Monday, 1 December 2008

Reeth and language

Last picture of Reeth.

I don't know if this is of interest to anyone but me, but I've been "thinking aloud" recently about language in historical novels, and quoting one or two authors views as well as giving my own. Lindsey Davis is eloquent on the topic. As she says, we can be pretty sure that people in 1st-century Rome didn't speak like one of Cicero's speeches when they were talking to their friends/arguing with their landlords/chatting up a girl, and ditto people in Anglo-Saxon England didn't talk as if they were declaiming Beowulf, or Norsemen as if they were reciting a saga.

Slang and colloquialisms tend not to be used in the formal records posterity has handed down to us, just as they are not used in formal written records today - but that doesn't mean they didn't exist, and some authors think colloquial modern English gives a much better 'feel' for the people and their world than the stilted dialogue you sometimes see in historical fiction.
I've just been reading a couple of paranormal romances that would have us believe half the clans of Scotland turn into a wolf or a hunting cat at the full moon and while I was prepared to go along with that for a while (They are sold as paranormal romances, after all) what really put me off is the linguistic style - "doesnae, cannae, willnae" in almost every sentence of dialogue. I do wonder how the authors see/hear these words being pronounced in their heads - and I wonder if they pronounce them differently to me!

Anyone got any thoughts, views, opinions on this? I'd love to hear!


Linda Banche said...

One of the things they tell newbies like me is NOT to use dialect, because, as you've found out, it becomes very annoying. How did those authors you read get away with it?

For times not too far before the present, maybe 200-300 years, I think you can can use modern English with some of the slang of the period.

But earlier? Shakespeare is hard enough to understand sometimes, and his works are considered modern English. Middle English is barely understandable, and Anglo-Saxon is a foreign language. And of course, French and Latin have their own archaic versions, and they're already foreign languages.

I'd say use modern English, with perhaps some of the more understandable period words. I think Ellis Peters, in her Brother Cadfael mysteries did it well. In general, she used modern English, with a few words from the 1100's. I still remember it took me forever to figure out that the girl Alys was named Alice in modern English. **grins**

Jen Black said...

Yes, they do tell you that - I've heard it as well! I've just had a book refused on the grounds that the language wasn't suitable for American readers. Did I use dialect? No.
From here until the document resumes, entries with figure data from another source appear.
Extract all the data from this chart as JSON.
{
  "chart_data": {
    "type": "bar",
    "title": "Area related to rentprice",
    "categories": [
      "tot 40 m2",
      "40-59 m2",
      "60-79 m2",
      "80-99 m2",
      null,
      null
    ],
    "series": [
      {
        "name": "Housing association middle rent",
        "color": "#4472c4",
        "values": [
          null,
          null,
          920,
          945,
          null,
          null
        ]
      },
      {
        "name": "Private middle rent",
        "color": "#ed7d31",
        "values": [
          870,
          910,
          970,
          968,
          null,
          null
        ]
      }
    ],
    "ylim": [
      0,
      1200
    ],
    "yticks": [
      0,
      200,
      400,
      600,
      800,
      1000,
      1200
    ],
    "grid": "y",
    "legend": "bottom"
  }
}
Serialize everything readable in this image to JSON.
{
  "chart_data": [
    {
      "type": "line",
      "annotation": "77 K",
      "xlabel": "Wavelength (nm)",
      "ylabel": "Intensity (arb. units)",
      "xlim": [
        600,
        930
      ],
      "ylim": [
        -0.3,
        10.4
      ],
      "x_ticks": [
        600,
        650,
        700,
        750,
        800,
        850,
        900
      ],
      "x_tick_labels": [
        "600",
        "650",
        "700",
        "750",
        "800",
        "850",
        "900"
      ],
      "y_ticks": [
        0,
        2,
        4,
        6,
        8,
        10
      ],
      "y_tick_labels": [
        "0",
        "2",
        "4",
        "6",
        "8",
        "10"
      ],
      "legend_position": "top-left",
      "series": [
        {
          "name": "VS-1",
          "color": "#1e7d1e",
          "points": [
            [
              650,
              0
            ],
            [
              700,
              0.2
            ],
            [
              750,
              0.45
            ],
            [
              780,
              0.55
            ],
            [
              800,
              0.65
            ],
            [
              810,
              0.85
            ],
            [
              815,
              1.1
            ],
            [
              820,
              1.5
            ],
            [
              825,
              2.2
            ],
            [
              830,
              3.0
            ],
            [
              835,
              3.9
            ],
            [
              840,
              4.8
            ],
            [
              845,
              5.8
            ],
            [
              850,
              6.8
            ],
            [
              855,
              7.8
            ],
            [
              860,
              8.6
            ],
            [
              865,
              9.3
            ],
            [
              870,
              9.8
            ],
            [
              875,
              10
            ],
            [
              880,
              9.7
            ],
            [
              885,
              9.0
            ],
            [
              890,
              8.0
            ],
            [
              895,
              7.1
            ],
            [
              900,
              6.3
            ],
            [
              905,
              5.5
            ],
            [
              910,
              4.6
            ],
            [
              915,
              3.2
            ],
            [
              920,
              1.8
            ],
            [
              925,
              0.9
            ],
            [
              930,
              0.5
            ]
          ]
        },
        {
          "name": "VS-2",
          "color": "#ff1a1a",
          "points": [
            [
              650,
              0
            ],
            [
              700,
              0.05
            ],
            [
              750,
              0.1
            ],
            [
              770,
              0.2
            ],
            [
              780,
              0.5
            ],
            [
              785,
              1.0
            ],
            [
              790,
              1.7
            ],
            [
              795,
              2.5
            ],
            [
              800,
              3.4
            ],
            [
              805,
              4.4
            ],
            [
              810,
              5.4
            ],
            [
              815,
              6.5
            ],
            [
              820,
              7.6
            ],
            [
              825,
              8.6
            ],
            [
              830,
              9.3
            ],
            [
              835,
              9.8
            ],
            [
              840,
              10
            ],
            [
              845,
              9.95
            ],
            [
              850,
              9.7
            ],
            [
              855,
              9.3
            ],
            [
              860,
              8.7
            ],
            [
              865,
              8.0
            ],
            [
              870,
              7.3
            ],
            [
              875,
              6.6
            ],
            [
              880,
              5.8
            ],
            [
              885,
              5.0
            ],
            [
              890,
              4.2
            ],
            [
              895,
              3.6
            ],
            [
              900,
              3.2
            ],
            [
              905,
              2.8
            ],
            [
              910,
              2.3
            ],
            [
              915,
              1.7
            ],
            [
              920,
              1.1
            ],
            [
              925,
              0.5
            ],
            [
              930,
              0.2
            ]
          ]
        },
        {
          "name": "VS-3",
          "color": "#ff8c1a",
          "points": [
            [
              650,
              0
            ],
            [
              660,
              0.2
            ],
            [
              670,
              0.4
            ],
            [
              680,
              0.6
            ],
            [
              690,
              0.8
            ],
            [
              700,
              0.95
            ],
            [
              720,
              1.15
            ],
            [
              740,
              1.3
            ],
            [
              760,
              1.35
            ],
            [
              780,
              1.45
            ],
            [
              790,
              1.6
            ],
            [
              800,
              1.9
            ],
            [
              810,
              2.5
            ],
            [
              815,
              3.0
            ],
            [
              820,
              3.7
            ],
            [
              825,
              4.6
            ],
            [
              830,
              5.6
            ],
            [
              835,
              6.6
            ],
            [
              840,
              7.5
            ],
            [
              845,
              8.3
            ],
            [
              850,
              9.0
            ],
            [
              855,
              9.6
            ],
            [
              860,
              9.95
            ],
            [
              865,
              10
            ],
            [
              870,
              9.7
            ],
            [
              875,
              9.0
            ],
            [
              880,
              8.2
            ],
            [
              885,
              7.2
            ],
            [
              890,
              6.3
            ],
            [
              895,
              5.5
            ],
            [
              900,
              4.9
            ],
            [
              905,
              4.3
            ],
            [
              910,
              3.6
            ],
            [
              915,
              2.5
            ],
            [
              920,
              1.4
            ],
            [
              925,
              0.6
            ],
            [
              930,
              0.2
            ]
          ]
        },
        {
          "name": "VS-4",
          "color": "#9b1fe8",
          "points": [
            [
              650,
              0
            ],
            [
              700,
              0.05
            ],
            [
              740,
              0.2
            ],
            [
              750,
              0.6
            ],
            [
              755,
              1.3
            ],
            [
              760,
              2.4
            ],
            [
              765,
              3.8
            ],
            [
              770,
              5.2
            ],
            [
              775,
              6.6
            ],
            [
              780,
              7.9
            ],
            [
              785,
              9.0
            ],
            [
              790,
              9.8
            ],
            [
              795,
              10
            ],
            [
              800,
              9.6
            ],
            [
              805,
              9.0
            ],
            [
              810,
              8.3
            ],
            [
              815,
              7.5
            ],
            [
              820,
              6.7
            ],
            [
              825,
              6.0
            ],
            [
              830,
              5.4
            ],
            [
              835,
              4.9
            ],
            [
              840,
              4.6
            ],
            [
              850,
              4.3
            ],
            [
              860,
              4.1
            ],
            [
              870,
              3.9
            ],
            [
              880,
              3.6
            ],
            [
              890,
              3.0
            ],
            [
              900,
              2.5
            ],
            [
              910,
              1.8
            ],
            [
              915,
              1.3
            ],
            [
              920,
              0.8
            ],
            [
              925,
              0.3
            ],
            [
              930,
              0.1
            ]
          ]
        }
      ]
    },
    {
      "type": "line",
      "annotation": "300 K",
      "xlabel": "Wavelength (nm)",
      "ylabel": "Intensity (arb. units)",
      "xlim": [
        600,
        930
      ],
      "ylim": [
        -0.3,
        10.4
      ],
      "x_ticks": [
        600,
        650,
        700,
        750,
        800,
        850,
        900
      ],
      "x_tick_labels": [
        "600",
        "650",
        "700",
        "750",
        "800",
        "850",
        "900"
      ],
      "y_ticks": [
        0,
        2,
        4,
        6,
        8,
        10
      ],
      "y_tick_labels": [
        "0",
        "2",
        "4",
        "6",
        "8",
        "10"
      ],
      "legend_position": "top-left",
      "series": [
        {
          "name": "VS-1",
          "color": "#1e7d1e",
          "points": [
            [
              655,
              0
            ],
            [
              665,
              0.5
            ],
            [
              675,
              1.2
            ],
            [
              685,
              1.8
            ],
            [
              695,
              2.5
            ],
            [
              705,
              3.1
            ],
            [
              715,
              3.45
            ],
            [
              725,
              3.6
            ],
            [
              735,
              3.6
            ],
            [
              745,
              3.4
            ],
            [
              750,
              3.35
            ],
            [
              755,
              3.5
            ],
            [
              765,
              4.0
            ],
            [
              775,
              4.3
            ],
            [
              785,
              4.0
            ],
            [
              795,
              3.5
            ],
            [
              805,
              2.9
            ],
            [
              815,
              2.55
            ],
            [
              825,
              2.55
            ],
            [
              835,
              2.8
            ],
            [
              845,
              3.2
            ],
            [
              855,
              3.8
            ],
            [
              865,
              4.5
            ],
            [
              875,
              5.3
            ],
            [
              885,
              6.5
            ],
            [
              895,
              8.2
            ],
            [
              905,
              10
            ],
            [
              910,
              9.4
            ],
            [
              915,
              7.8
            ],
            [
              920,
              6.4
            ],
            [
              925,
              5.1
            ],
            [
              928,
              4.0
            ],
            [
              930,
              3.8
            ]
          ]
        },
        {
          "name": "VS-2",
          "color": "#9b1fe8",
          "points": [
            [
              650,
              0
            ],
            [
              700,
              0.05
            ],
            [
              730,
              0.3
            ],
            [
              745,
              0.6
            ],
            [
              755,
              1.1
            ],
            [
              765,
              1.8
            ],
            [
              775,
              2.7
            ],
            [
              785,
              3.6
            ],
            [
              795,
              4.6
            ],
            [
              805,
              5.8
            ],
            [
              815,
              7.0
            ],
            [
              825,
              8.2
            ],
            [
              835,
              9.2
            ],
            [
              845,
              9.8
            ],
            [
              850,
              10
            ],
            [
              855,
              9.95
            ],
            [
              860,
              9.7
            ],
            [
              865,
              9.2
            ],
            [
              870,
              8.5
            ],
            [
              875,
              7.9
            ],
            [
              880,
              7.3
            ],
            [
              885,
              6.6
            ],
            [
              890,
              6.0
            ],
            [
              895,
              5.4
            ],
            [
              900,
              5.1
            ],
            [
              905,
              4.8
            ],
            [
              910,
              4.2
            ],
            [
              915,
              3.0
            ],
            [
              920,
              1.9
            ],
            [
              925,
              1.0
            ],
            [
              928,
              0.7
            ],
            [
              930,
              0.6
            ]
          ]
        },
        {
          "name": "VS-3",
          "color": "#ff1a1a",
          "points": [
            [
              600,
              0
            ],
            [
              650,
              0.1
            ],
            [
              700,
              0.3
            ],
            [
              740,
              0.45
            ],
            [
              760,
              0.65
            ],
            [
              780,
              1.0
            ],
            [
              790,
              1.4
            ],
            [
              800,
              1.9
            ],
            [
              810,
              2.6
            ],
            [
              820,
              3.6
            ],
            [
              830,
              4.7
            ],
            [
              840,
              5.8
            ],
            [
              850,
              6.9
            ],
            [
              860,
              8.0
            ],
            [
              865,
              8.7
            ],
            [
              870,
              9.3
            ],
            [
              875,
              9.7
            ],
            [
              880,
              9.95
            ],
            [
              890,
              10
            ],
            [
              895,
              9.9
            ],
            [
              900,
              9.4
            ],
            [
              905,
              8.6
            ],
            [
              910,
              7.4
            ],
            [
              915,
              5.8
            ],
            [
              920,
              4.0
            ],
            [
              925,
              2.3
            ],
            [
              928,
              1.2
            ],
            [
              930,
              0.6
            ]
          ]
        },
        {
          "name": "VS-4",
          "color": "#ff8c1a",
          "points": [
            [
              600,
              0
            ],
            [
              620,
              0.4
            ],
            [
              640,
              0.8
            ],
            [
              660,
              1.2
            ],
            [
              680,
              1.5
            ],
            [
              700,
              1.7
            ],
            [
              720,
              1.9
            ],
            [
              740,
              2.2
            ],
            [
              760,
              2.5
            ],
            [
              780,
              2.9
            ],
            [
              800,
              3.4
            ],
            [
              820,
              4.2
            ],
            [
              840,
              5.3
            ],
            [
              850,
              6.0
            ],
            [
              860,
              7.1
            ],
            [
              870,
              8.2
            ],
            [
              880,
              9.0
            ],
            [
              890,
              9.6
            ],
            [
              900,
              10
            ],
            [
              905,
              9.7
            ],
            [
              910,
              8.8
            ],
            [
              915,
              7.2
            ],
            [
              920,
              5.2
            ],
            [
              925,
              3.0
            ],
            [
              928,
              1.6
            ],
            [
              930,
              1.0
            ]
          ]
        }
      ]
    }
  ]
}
I used modern English but phrased everything much more politely to suit my Regency characters - think Jane Austen (no, not exactly like her, but loosely similar)

Joanna Waugh said...

One of the most difficult things to write in historicals is colloquial dialog. We authors have a tendency to over do it, especially Scots accents. My rule of thumb these days is to sprinkle the initial dialog of a character with easy to read and pronounce phrases, then back off and occasionally drop in a catch word or phrase to keep the "flavor" alive. I don't want the reader to get hung up trying to decipher my dialog. Anything that takes him/her out of the story is not good.

Linda Banche said...

I've just had a book refused on the grounds that the language wasn't suitable for American readers.

What? I read historical romances by British authors and I love them. Their books are written in modern standard English, just more polite than what we speak. I'm American, and I have no trouble understanding them. What are those editors thinking?

I just read a debut American author who wrote a Regency. I didn't like her book because the language was wrong. It was too casual, and she had too many modern American idioms. I won't read another of her books. I hope what she wrote isn't what those editors want.

Jen Black said...

Seems that editors are a law unto themselves and they're all differnt! All we can do is adapt to the one we want to have publish our books. Once we find them, that is!